7. Before We Were Free - Julia Alvarez.  The last days of the Dominican Republic's Trujillo dictatorship, as seem through the eyes of  12-year-old Anita, youngest daughter of a family who is resisting the regime.  They've protected and shielded her, but as events spiral out of control, she must learn and adapt quickly. Bit of a nod to The Diary of Anne Frank.  Audiobook, beautifully read by the author. (YA fiction)

8. Hyperbole and a Half - Allie Brosch.  I love Allie Brosch's art.  She gives me Lynda Barry feelings, which is very very good.  And her writing!  No one has ever explained the various stages of depression more eloquently.  (graphic memoir)

I noticed that I got a little blathery when I discussed my February reads, so I was compelled to divide this post into three (January, February, March) so they wouldn't be overly long.  You're welcome. :)

Thursday, April 03, 2014

The Book Diet

Not the one in which I would eat just books (although I once had a dog who had a taste for Cheever) and not this one, either, (although I am intrigued by the premise).

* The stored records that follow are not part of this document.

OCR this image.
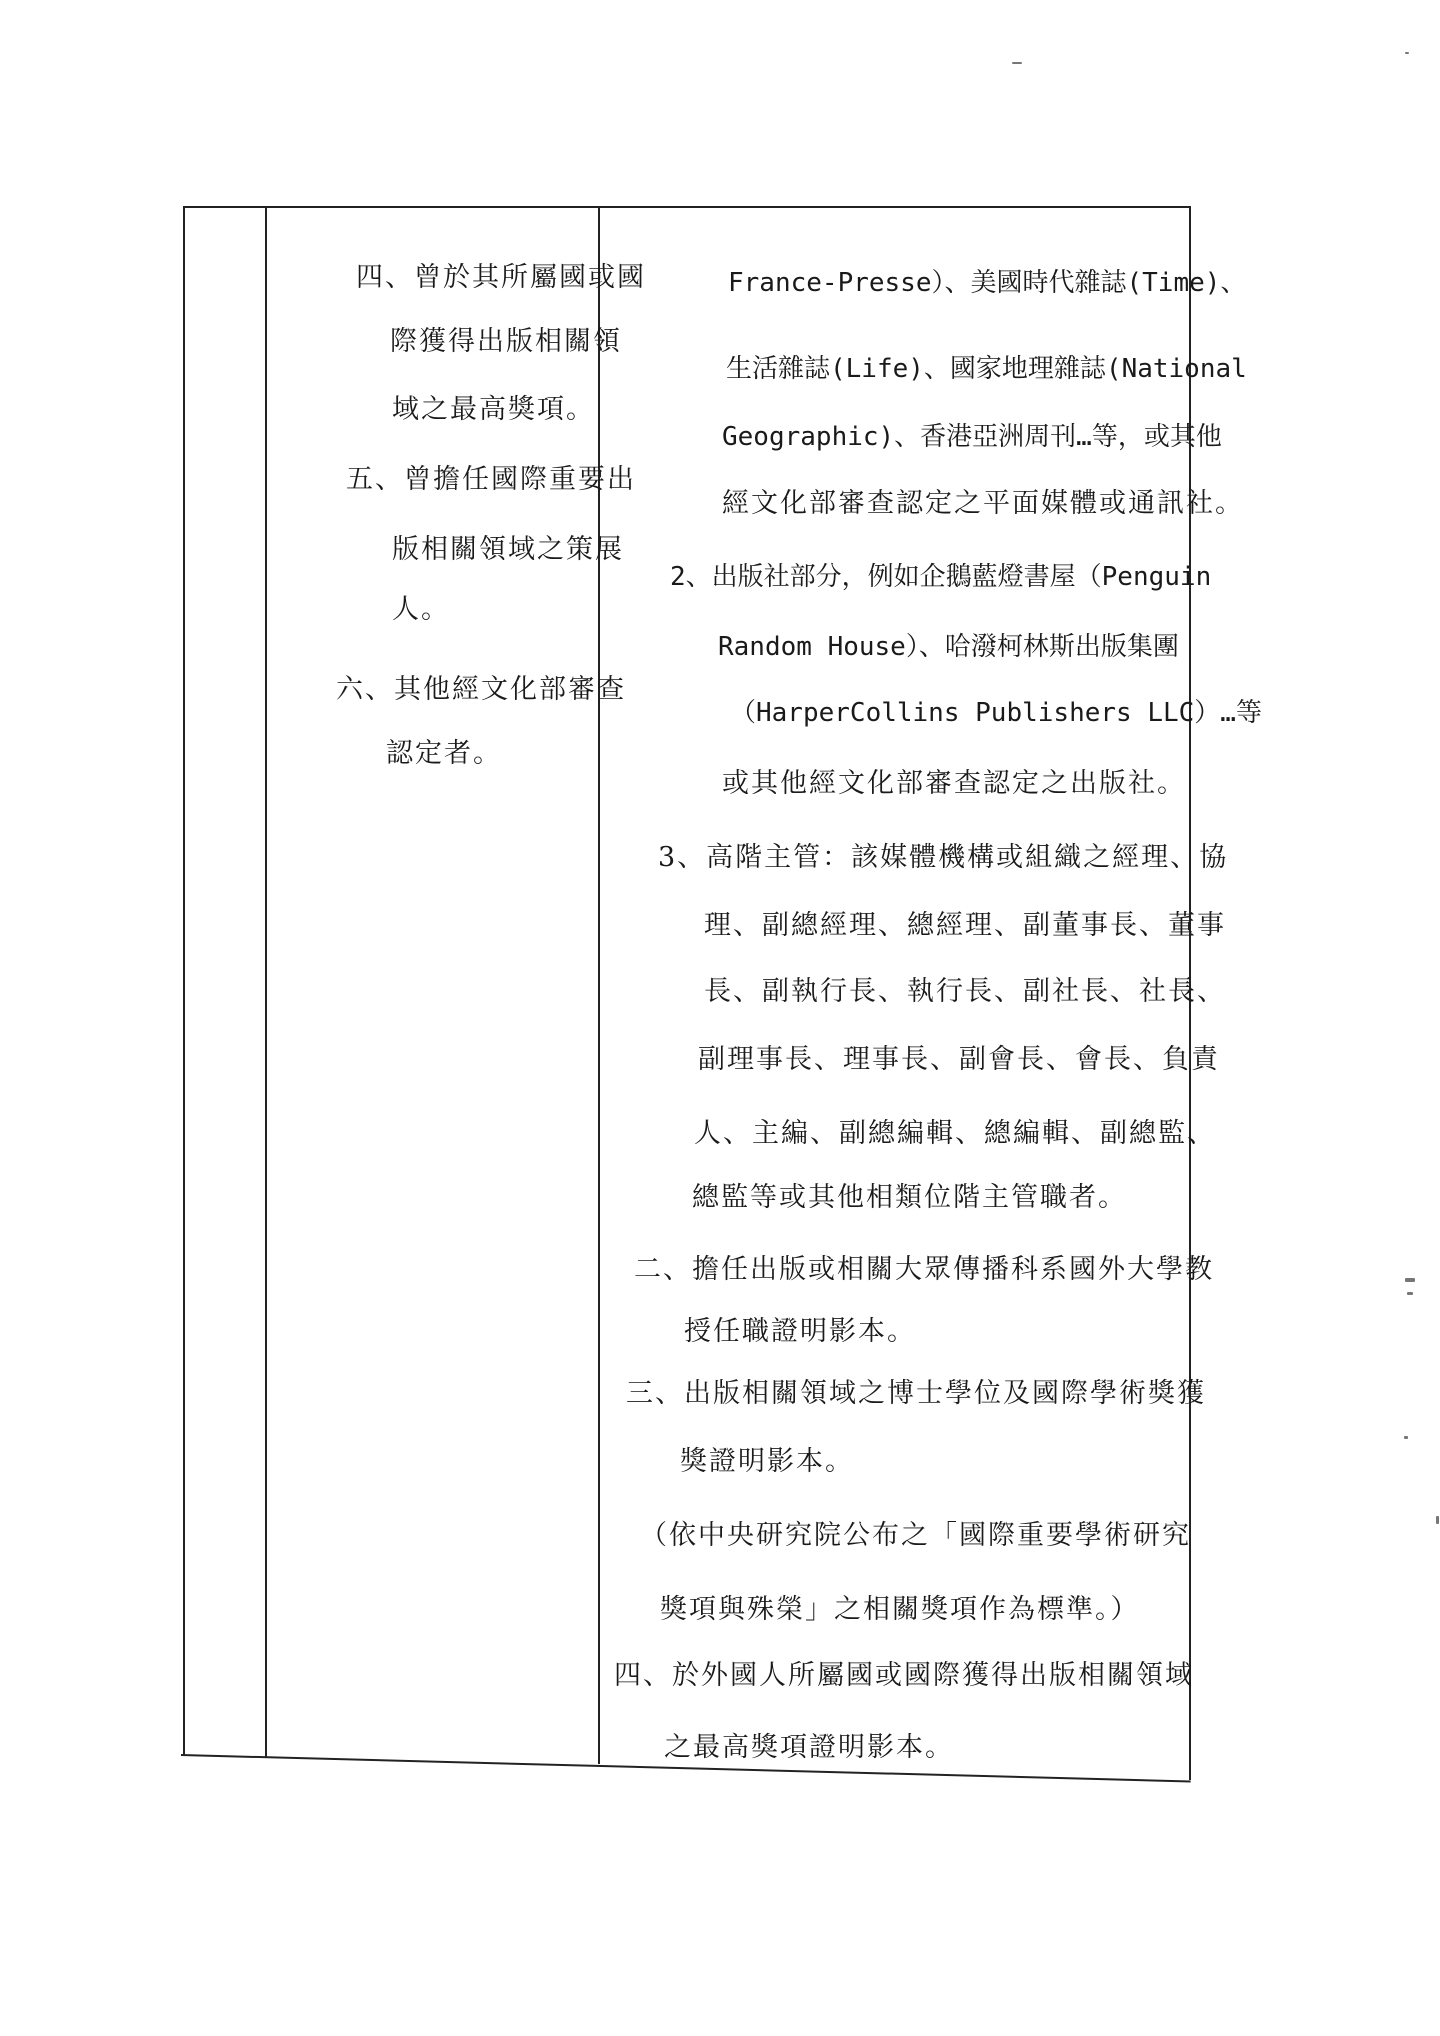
四、曾於其所屬國或國
際獲得出版相關領
域之最高獎項。
五、曾擔任國際重要出
版相關領域之策展
人。
六、其他經文化部審查
認定者。
France-Presse）、美國時代雜誌(Time)、
生活雜誌(Life)、國家地理雜誌(National
Geographic)、香港亞洲周刊…等，或其他
經文化部審查認定之平面媒體或通訊社。
2、出版社部分，例如企鵝藍燈書屋（Penguin
Random House）、哈潑柯林斯出版集團
（HarperCollins Publishers LLC）…等
或其他經文化部審查認定之出版社。
3、高階主管：該媒體機構或組織之經理、協
理、副總經理、總經理、副董事長、董事
長、副執行長、執行長、副社長、社長、
副理事長、理事長、副會長、會長、負責
人、主編、副總編輯、總編輯、副總監、
總監等或其他相類位階主管職者。
二、擔任出版或相關大眾傳播科系國外大學教
授任職證明影本。
三、出版相關領域之博士學位及國際學術獎獲
獎證明影本。
（依中央研究院公布之「國際重要學術研究
獎項與殊榮」之相關獎項作為標準。）
四、於外國人所屬國或國際獲得出版相關領域
之最高獎項證明影本。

The book diet I'm speaking of is the one in which I turn away from the cornucopia that is Amazon.  I also need to run right out and avoid my local bookstore in Korea, Kyobo, and the local in my hometown, Reader's World.  Oh, and the beautiful little used bookstore in Busan!

I haven't bought a book since March 21.  I'm feeling crazy and forlorn.

I'm moving next year, March 2015.  MOVING moving, as in back to the States.  Yes, I'm repatriating, after ten years, and so are the books I've bought/been given.  I had already cleverly worked out that it was going to cost a lot of money to ship these overseas,

so I began buying e-books.  I mean, buying and BUYING.  Buy Hard with a Vengeance.

"My name is Bybee and I'm a One-Clicker."

 It's so easy.  Amazon gives me what I want, and my book desire is satisfied in a moment and forgotten. Then at the end of the month, my credit card painfully removes a huge chunk of money from my account.  Of course by that time, it feels like they're being unreasonable, and even a tad sadistic for no reason.

To return to the US in reasonable financial shape,  I need to rein in the spending and get a handle on my book compulsion.  It hurts like hell being stalwart and all that, but luckily, I have the Busan Book Swap and my beloved BEL, the Busan English Library as resources to fall back on.  They'll have to feel like book-shopping experiences.  I'm doing both this upcoming weekend, and none too soon, either.

This restraint doesn't feel at all natural.  It's like trying to get dressed using just my feet.